Tout gouvernement positionne son intelligentsia et ses hommes et femmes de confiance dans les postes clés de l’administration publique afin d’avoir les moyens de mettre en place son programme. Cette pratique est courante, et pas seulement à Maurice. Le problème fondamental est que nous semblons avoir basculé dans une culture où la majorité des nominations sont perçues comme des retours de faveurs pour des services rendus – notamment pendant les élections. Et si nous allons plus loin, que cette manière de faire les choses surpasse désormais l’impératif que ces nominés aient les compétences requises pour exercer les fonctions pour lesquelles ils sont nommés.

La question de la réforme me semble absolument essentielle. Mais avant de proposer des réformes d’envergure, nous devons nous poser les bonnes questions. Il nous faut comprendre comment fonctionnent nos institutions et comment elles forment un système dont l’objectif est de produire des effets de pouvoir clairement définis. Il nous faut également comprendre comment la donne mondiale est en train d’évoluer afin de pouvoir commencer à définir la place de Maurice dans le monde. Ce n’est qu’à partir de là que nous pourrons proposer des modernisations sérieuses. Pour moi, l’objectif assumé de toute réforme serait de redessiner le lien entre le citoyen, l’État et l’économie – ce qui implique d’autres manières de construire l’État postcolonial à Maurice, par exemple. Nous avons donc vraiment un impératif de compréhension, d’analyse critique et de réflexion avant même de pouvoir parler d’action.

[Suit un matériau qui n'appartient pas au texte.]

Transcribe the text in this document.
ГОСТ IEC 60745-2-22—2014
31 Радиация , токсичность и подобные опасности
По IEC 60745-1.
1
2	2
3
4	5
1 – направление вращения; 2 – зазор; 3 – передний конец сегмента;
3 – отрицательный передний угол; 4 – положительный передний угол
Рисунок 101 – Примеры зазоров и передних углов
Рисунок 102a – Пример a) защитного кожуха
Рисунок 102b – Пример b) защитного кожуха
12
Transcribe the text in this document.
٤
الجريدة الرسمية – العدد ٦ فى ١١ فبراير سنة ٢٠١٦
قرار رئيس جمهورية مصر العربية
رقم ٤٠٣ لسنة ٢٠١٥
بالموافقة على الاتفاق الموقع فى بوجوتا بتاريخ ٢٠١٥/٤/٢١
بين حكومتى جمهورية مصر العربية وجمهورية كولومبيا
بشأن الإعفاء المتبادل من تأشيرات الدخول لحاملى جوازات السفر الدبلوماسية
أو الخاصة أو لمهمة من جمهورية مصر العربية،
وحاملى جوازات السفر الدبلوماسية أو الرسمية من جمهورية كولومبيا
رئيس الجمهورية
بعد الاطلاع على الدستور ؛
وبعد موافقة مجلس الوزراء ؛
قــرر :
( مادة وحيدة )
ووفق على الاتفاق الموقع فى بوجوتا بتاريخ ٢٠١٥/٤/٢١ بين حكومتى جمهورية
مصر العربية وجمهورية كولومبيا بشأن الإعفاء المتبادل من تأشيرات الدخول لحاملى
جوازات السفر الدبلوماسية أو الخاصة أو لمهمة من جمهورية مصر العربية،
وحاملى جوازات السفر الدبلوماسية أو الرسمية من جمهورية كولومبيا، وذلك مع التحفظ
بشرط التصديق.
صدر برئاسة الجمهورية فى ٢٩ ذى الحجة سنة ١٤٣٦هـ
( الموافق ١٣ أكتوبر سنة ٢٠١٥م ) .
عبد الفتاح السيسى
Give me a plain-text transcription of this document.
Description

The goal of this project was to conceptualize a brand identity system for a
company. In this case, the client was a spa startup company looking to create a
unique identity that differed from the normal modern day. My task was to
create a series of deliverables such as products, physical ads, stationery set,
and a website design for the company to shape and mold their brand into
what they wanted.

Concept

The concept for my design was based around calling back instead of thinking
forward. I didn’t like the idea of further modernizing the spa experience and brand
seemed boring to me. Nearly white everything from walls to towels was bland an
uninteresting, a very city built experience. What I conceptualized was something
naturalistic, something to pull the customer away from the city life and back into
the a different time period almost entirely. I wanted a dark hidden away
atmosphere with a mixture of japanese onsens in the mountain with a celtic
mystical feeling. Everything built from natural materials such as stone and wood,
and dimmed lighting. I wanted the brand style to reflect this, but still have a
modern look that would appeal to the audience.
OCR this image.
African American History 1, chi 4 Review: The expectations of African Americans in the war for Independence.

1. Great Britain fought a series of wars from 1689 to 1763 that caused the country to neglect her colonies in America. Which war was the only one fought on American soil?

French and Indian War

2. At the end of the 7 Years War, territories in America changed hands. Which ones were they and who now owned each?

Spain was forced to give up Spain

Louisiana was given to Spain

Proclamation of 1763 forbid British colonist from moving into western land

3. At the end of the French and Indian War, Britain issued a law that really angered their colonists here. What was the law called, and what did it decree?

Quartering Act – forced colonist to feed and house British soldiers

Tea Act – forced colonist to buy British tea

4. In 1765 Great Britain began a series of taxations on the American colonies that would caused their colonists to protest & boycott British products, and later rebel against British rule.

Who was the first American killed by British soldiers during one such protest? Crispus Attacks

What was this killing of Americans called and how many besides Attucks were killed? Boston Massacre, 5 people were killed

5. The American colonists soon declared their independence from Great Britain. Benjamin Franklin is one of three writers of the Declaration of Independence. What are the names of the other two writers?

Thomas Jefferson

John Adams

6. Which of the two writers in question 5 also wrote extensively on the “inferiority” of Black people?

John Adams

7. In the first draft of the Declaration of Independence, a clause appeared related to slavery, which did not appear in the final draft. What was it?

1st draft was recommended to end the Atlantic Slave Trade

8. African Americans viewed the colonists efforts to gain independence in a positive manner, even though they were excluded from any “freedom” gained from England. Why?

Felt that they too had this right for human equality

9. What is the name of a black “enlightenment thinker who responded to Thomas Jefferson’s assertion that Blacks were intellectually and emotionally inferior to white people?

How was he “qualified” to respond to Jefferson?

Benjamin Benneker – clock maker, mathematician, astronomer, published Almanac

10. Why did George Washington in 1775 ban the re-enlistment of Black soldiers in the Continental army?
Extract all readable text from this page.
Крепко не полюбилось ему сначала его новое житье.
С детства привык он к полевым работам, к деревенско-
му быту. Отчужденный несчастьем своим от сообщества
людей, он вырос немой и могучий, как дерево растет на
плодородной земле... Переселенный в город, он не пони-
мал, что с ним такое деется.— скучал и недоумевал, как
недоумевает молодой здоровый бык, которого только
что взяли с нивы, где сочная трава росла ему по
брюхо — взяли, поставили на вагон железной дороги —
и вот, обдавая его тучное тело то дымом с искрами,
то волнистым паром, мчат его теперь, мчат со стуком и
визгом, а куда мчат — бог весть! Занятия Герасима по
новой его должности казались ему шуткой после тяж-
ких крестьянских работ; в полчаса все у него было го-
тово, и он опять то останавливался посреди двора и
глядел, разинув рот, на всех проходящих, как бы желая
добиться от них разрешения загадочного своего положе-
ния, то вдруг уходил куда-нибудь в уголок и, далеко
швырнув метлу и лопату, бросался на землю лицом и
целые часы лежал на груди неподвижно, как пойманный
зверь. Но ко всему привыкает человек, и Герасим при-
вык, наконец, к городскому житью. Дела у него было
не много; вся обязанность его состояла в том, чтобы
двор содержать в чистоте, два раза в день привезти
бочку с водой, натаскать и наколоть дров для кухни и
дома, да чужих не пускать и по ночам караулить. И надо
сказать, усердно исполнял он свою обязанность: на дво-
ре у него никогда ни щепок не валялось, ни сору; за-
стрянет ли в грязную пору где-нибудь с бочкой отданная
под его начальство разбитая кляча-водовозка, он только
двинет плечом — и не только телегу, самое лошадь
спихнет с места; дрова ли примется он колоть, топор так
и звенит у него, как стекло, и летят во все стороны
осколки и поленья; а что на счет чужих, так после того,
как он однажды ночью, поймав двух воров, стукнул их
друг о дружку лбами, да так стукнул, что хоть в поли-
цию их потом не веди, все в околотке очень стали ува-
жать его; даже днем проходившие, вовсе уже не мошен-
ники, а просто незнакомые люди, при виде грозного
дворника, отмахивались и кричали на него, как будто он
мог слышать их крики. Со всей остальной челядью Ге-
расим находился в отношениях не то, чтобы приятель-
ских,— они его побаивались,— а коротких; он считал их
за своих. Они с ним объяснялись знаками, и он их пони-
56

Je n’ai eu de cesse de le dire : la Covid-19 est venue enrayer la machine de la globalisation comme un scrupulus qui arrêtait la marche en avant des légions romaines. Nous sommes, à Maurice, clairement pris dans cette situation du fait de l’importante connectivité de notre économie aux flux de la globalisation. De ce fait, la relance économique et l’investissement seront impactés. Mais, encore une fois, c’est à nous de nous réinventer, de proposer d’autres avenues de développement, d’autres formes de valorisation de nos ressources. Nous entrons, de ce fait, dans une période de transition – qui risque de durer –, mais nous avons toutes les chances de sortir grandis de cette période si nous faisons les bons choix.